Curieux de connaître leur comportement dans ce genre de situation, des journalistes de la chaîne britannique BBC News ont posé une question délicate à plusieurs anciens de la profession: serriez-vous toujours la main aux tyrans que vous rencontriez?

Jan Egeland, ancien secrétaire adjoint des Nations unies chargé des Affaires humanitaires explique ainsi que lors de sa rencontre avec l’ougandais Joseph Kony, il «s’efforça de ne pas sourire».

Joseph Kony est le leader de l’Armée de résistance du Seigneur (LRA). En 2005, un mandat d'arrêt de la Cour pénale internationale a été émis à son encontre. Il est accusé de 12 chefs de crimes contre l'humanité et 21 chefs de crimes de guerre. Selon l'ONG Human Rights Watch, la LRA serait à l’origine de la mort de 2.400 civils en République démocratique du Congo, en Centrafrique et au Soudan.

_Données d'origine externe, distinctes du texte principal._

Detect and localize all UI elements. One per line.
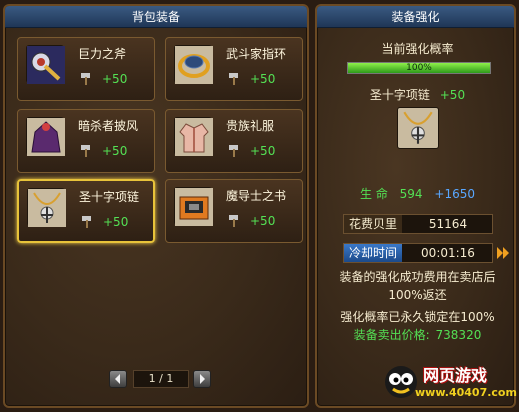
necklace-icon <box>27 188 66 227</box>
item-bonus: +50 <box>250 72 276 86</box>
sell-line: 装备卖出价格: 738320 <box>317 326 518 343</box>
hammer-icon <box>81 73 90 85</box>
item-bonus: +50 <box>102 144 128 158</box>
rate-label: 当前强化概率 <box>381 42 454 56</box>
item-slot-necklace[interactable]: 圣十字项链 +50 <box>17 179 155 243</box>
hammer-icon <box>229 145 238 157</box>
item-name: 圣十字项链 <box>79 190 140 204</box>
backpack-title: 背包装备 <box>5 6 307 28</box>
necklace-icon <box>403 111 433 144</box>
axe-icon <box>26 45 65 84</box>
pager: 1 / 1 <box>109 370 213 390</box>
note-line-3: 强化概率已永久锁定在100% <box>340 310 495 324</box>
cost-label: 花费贝里 <box>344 215 402 233</box>
enhance-title: 装备强化 <box>317 6 514 28</box>
note-line-2: 100%返还 <box>388 288 447 302</box>
note-line-1: 装备的强化成功费用在卖店后 <box>339 270 496 284</box>
item-name: 贵族礼服 <box>226 119 275 133</box>
item-name: 暗杀者披风 <box>78 119 139 133</box>
cooldown-row: 冷却时间 00:01:16 <box>343 243 493 263</box>
item-slot-cloak[interactable]: 暗杀者披风 +50 <box>17 109 155 173</box>
target-item-name: 圣十字项链 <box>369 88 430 102</box>
rate-value: 100% <box>406 63 432 73</box>
watermark-url: www.40407.com <box>415 386 517 399</box>
item-slot-jacket[interactable]: 贵族礼服 +50 <box>165 109 303 173</box>
target-item-bonus: +50 <box>439 88 466 102</box>
sell-value: 738320 <box>435 328 482 342</box>
mascot-logo-icon <box>385 366 417 398</box>
site-watermark: 网页游戏 www.40407.com <box>383 358 517 406</box>
prev-page-button[interactable] <box>109 370 127 388</box>
watermark-title: 网页游戏 <box>423 366 488 385</box>
item-bonus: +50 <box>102 72 128 86</box>
book-icon <box>174 187 213 226</box>
sell-label: 装备卖出价格: <box>353 328 430 342</box>
chevron-left-icon <box>115 374 120 384</box>
hammer-icon <box>82 216 91 228</box>
item-bonus: +50 <box>250 144 276 158</box>
target-item-line: 圣十字项链 +50 <box>317 86 518 103</box>
hammer-icon <box>229 73 238 85</box>
target-item-slot[interactable] <box>397 107 439 149</box>
double-arrow-icon <box>497 247 509 259</box>
page-indicator: 1 / 1 <box>133 370 189 388</box>
chevron-right-icon <box>200 374 205 384</box>
item-slot-axe[interactable]: 巨力之斧 +50 <box>17 37 155 101</box>
stat-bonus: +1650 <box>434 187 475 201</box>
stat-value: 594 <box>399 187 423 201</box>
next-page-button[interactable] <box>193 370 211 388</box>
stat-line: 生 命 594 +1650 <box>317 185 518 202</box>
ring-icon <box>174 45 213 84</box>
cooldown-value: 00:01:16 <box>421 246 475 260</box>
hammer-icon <box>229 215 238 227</box>
speedup-button[interactable] <box>495 244 511 262</box>
cost-value: 51164 <box>428 217 468 231</box>
cloak-icon <box>26 117 65 156</box>
enhance-panel: 装备强化 当前强化概率 100% 圣十字项链 +50 生 命 594 +1650… <box>315 4 518 408</box>
item-name: 武斗家指环 <box>226 47 287 61</box>
hammer-icon <box>81 145 90 157</box>
item-bonus: +50 <box>103 215 129 229</box>
rate-bar: 100% <box>347 62 491 74</box>
cooldown-label: 冷却时间 <box>344 244 402 262</box>
backpack-panel: 背包装备 巨力之斧 +50 武斗家指环 +50 暗杀者披风 +50 贵族礼服 +… <box>3 4 309 408</box>
stat-label: 生 命 <box>360 187 388 201</box>
jacket-icon <box>174 117 213 156</box>
item-name: 魔导士之书 <box>226 189 287 203</box>
item-bonus: +50 <box>250 214 276 228</box>
cost-row: 花费贝里 51164 <box>343 214 493 234</box>
item-name: 巨力之斧 <box>78 47 127 61</box>
item-slot-ring[interactable]: 武斗家指环 +50 <box>165 37 303 101</box>
item-slot-book[interactable]: 魔导士之书 +50 <box>165 179 303 243</box>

Pour Jan Egeland, faire preuve de sympathie vis-à-vis de ce criminel aurait pu devenir très compromettant. Le président français Nicolas Sarkozy en sait quelque chose: avoir tendu la main à Mouammar Kadhafi lors de sa visite à Paris en 2007 lui a été préjudiciable —et continue de l'être compte tenu de la situation en Libye.

D'autant plus que le chef d'Etat avait promis lors de sa campagne électorale de ne pas «serrer la main aux dictateurs», rappelait le site tunisien nawaat en janvier 2011. Une promesse transformée en «circonstance aggravante» pour ceux qui l’accusaient d’avoir sous-estimé l’insurrection populaire qui mena à la chute, le 14 janvier 2011, du président tunisien Zine el Abidine Ben Ali, alors au pouvoir depuis 23 ans.

En réalité, l’attitude à adopter face aux dictateurs est un vrai dilemme pour les diplomates. Car si l’on cherche à obtenir quelque chose d’eux, mieux vaut éviter de les froisser.

«Les mauvaises gens, les auteurs de massacre, les seigneurs de guerre et les dictateurs peuvent souvent débloquer une situation pour les autres», précise Jan Egeland.

Mais ça ne doit jamais être une simple rencontre un peu originale avec quelqu'un de célèbre. Il doit toujours y avoir une bonne raison; négocier la libération de civils, l’échange de blessés, débattre d’un cessez-le-feu.»

Les Etats-Unis ont par exemple assoupli les restrictions qu’ils avaient mises en place afin de négocier avec les shebab d'une aide humanitaire aux Somaliens. Toutefois, rien ne dit que les diplomates américains se soient sentis obligé de leur serrer la main. Ce n'est d’ailleurs pas une coutume dans tous les pays.